La rubrique « WTF ? » est le plus souvent dédiée à un évènement drôle, ridicule ou quelque peu raté. Pas cette fois : la plus grande surprise du festival ne venait pas des festivaliers eux-mêmes, d’un artiste loufoque ou d’un raté dans l’organisation, mais bien… Des toilettes. Ils ne sentaient pas particulièrement bon, n’étaient pas toujours ragoûtants. Mais, pour une fois, il n’y avait jamais d’attente. Pareil du côté des boissons et de la nourriture. Ne pas faire la queue et ne pas mourir de faim en attendant un sandwich dans un festival n’est-il pas le rêve ultime des mélomanes ? C’est rare, mais il faut croire que ça arrive. Et avant cela, on ne se rend pas vraiment compte à quel point c’est important pour passer un bon moment !

>>> Découvrez les photos de Yulya Shadrinsky au Peacock Society:

 

Le meilleur spot : plutôt hamacs, transat’ ou sous-bois ?

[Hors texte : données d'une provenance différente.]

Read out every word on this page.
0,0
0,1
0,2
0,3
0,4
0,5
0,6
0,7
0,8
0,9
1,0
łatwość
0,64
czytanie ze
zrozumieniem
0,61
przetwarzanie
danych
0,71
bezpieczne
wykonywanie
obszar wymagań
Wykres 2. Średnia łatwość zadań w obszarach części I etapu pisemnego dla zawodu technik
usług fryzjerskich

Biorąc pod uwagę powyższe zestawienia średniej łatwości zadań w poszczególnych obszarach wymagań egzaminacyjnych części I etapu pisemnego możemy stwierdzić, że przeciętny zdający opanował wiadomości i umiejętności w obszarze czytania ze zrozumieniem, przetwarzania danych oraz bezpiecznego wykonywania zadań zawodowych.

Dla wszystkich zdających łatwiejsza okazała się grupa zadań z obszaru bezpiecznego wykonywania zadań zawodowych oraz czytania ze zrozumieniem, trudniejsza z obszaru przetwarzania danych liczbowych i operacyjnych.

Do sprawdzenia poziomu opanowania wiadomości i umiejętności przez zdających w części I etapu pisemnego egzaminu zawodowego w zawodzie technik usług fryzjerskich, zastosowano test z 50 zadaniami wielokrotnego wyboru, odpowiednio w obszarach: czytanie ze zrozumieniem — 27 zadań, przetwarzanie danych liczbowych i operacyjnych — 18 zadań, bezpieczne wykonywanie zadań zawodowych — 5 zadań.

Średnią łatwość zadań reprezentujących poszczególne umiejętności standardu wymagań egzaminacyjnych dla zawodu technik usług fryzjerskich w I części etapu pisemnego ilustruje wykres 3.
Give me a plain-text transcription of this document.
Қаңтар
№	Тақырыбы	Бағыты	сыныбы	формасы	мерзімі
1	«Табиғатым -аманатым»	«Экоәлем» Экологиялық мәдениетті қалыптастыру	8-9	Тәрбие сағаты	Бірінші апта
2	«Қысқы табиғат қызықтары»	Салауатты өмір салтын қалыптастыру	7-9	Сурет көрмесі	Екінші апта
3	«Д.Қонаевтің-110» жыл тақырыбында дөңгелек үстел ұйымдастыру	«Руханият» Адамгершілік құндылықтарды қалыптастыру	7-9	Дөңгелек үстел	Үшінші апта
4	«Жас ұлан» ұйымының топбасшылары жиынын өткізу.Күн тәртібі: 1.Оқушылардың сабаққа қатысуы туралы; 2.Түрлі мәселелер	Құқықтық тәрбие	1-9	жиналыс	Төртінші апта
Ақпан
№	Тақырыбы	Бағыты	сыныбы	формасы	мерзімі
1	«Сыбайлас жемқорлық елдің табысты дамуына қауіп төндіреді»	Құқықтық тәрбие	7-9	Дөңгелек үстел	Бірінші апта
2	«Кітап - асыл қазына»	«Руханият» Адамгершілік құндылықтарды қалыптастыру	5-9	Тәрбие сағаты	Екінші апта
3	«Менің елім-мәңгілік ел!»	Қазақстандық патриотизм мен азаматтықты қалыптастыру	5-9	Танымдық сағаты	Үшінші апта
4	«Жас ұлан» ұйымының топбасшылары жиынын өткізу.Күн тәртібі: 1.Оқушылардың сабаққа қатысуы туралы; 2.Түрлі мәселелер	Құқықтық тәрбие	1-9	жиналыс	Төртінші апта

« Suivre les lampions » : s’il faut se souvenir d’un conseil utile pour réussir son week-end au Peacock l’année prochaine, retenez bien celui-ci. Les petites lumières accrochées entre les arbres sont le meilleur moyen de tomber sur LE spot du festival. Entre transats, rochers et palettes réhabilitées en bancs, The Peacock Society offrait une multitude de coins tranquilles mais lumineux pour se reposer ou manger un morceau entre deux sets endiablés, une ligne de food-trucks ayant été disposée tout au long du site. Le plus grand coup de cœur revient aux grands hamacs colorés, pouvant accueillir jusqu’à quatre personnes (quoiqu’un peu recroquevillées) et parfaits accompagnés du délicieux pain Bagnat des Niçois.

_MG_5706

Une merveilleuse façon de finir un week-end… A part peut-être à la Cité de la Mode et du Design : hier, de 16h à 2h, Peacock Society jouaient les prolongations en invitant les Masters At Work ou encore Kassem Moss. Le lieu avait encore une fois de l’importance : les New-Yorkais de Masters At Work ont joué au Rez de Seine, sous le Wanderlust, dans un décor de rave à même le fleuve. Underground sans être rébarbatif, classe sans être bourgeois, dévergondé sans être vulgaire… C’est aussi ça être #bouillant.